Give this a try.  It's really cool!


----------



## SierraCook (Nov 24, 2005)

This link will take you directly to the create your own snowflake site.

http://www.popularfront.com/snowdays/


----------



## Piccolina (Nov 24, 2005)

Ohhh wow, that is a really cool site. I like reading the messages that people have written in their snowflakes. When I have more time I'll have to go back and write some messages of my own. The graphics are so lovely and soothing, I found. Did you guys sense that too when you watched the flakes falling?


----------



## Raven (Nov 25, 2005)

Oh that is SO COOL!!!

Thanks!!

~ Raven ~


----------



## crewsk (Nov 25, 2005)

YAY!! I was hoping someone would post this!! I had so much fun with it last year!
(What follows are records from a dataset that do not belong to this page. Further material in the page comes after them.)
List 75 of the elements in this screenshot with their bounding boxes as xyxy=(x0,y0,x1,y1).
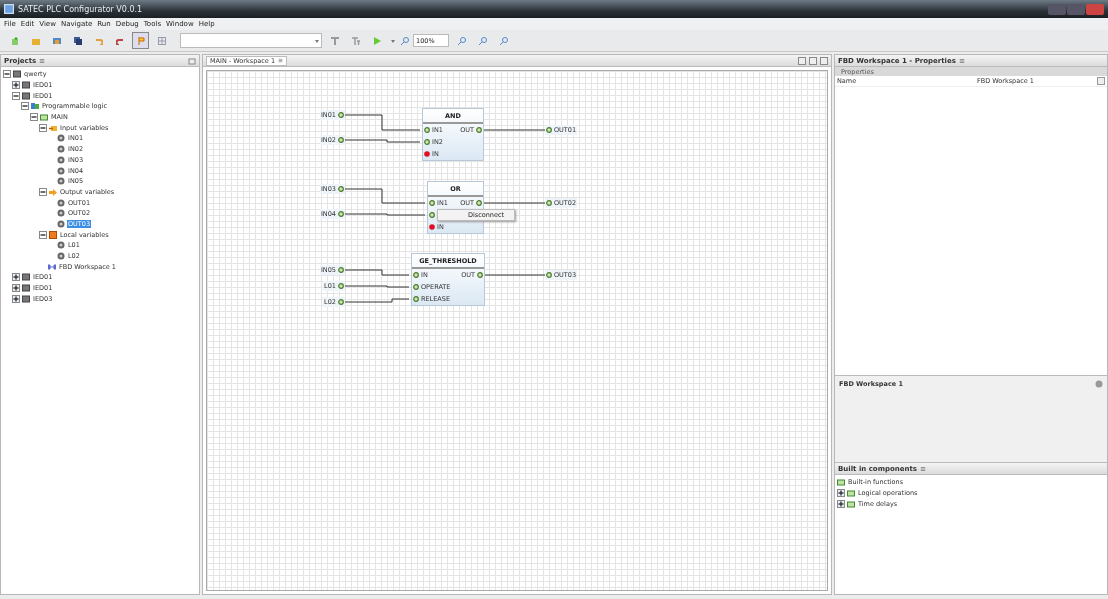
wire xyxy=(342,298,410,303)
output-folder-icon xyxy=(49,187,57,196)
pin-icon[interactable] xyxy=(338,211,344,217)
pin-icon[interactable] xyxy=(338,299,344,305)
pin-icon[interactable] xyxy=(338,283,344,289)
play-icon xyxy=(372,36,381,45)
unconnected-pin-icon[interactable] xyxy=(424,151,430,157)
expand-icon[interactable] xyxy=(12,81,20,90)
grid-icon xyxy=(157,36,166,45)
import-icon xyxy=(52,36,61,45)
wire xyxy=(483,202,546,204)
output-pin-icon[interactable] xyxy=(476,127,482,133)
wire xyxy=(342,285,410,288)
output-pin-icon[interactable] xyxy=(476,200,482,206)
pin-icon[interactable] xyxy=(338,137,344,143)
zoom-icon xyxy=(478,36,487,45)
tab-list-icon xyxy=(809,56,817,65)
wire xyxy=(342,269,410,276)
output-pin-icon[interactable] xyxy=(477,272,483,278)
expand-icon[interactable] xyxy=(12,273,20,282)
connected-pin-icon[interactable] xyxy=(413,284,419,290)
collapse-icon[interactable] xyxy=(39,123,47,132)
scroll-tabs-icon xyxy=(798,56,806,65)
pin-icon[interactable] xyxy=(338,267,344,273)
connected-pin-icon[interactable] xyxy=(424,139,430,145)
zoom-icon xyxy=(499,36,508,45)
info-icon xyxy=(1095,380,1103,388)
connected-pin-icon[interactable] xyxy=(429,200,435,206)
unconnected-pin-icon[interactable] xyxy=(429,224,435,230)
zoom-icon xyxy=(457,36,466,45)
redo-icon xyxy=(115,36,124,45)
t-icon xyxy=(330,36,339,45)
dropdown-field[interactable] xyxy=(180,33,322,48)
workspace-icon xyxy=(48,262,56,271)
save-icon xyxy=(73,36,82,45)
panel-menu-icon xyxy=(39,57,46,64)
minimize-icon xyxy=(188,56,196,65)
folder-icon xyxy=(31,36,40,45)
local-folder-icon xyxy=(49,230,57,239)
pin-icon[interactable] xyxy=(546,127,552,133)
new-project-icon xyxy=(10,36,19,45)
expand-icon[interactable] xyxy=(837,489,845,498)
connected-pin-icon[interactable] xyxy=(413,272,419,278)
wire xyxy=(484,274,546,276)
close-icon xyxy=(278,58,284,63)
t-stack-icon xyxy=(351,36,360,45)
collapse-icon[interactable] xyxy=(12,91,20,100)
connected-pin-icon[interactable] xyxy=(424,127,430,133)
collapse-icon[interactable] xyxy=(39,230,47,239)
window-title: SATEC PLC Configurator V0.0.1 xyxy=(18,4,143,14)
flag-toggle-button[interactable] xyxy=(132,32,149,49)
collapse-icon[interactable] xyxy=(3,70,11,79)
expand-icon[interactable] xyxy=(12,294,20,303)
collapse-icon[interactable] xyxy=(30,113,38,122)
folder-icon xyxy=(40,113,48,122)
expand-icon[interactable] xyxy=(837,499,845,508)
panel-menu-icon xyxy=(958,57,965,64)
collapse-icon[interactable] xyxy=(39,187,47,196)
flag-icon xyxy=(136,36,145,45)
maximize-panel-icon xyxy=(820,56,828,65)
panel-menu-icon xyxy=(920,465,927,472)
input-folder-icon xyxy=(49,123,57,132)
undo-icon xyxy=(94,36,103,45)
connected-pin-icon[interactable] xyxy=(429,212,435,218)
pin-icon[interactable] xyxy=(546,200,552,206)
connected-pin-icon[interactable] xyxy=(413,296,419,302)
wire xyxy=(483,129,546,131)
expand-icon[interactable] xyxy=(12,284,20,293)
pin-icon[interactable] xyxy=(546,272,552,278)
app-icon xyxy=(4,4,14,14)
pin-icon[interactable] xyxy=(338,112,344,118)
pin-icon[interactable] xyxy=(338,186,344,192)
collapse-icon[interactable] xyxy=(21,102,29,111)
zoom-icon xyxy=(401,36,409,45)
logic-icon xyxy=(31,102,39,111)
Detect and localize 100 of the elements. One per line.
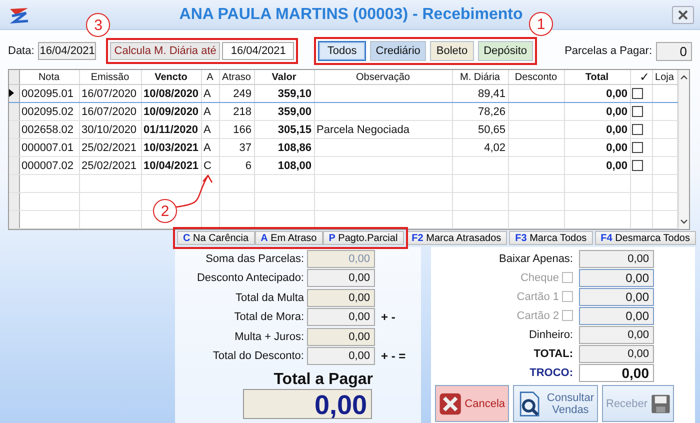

It's actually addicting!


----------



## middie (Nov 25, 2005)

it is isn't it crewsk ? lol


----------



## cara (Nov 26, 2005)

I wonder how people greate these wonderful gentle snowflakes....


----------



## cartwheelmac (Nov 26, 2005)

Are you guys having trouble with the Find-A-Snowflake feature?

Cameron


----------



## jkath (Nov 26, 2005)

Oh I forgot about this site! Thanks again so much for bringing it back to us!!!!


----------



## cartwheelmac (Nov 26, 2005)

That is so cool!!!!!!!!! I really enjoyed it!!!!!!

Grace


----------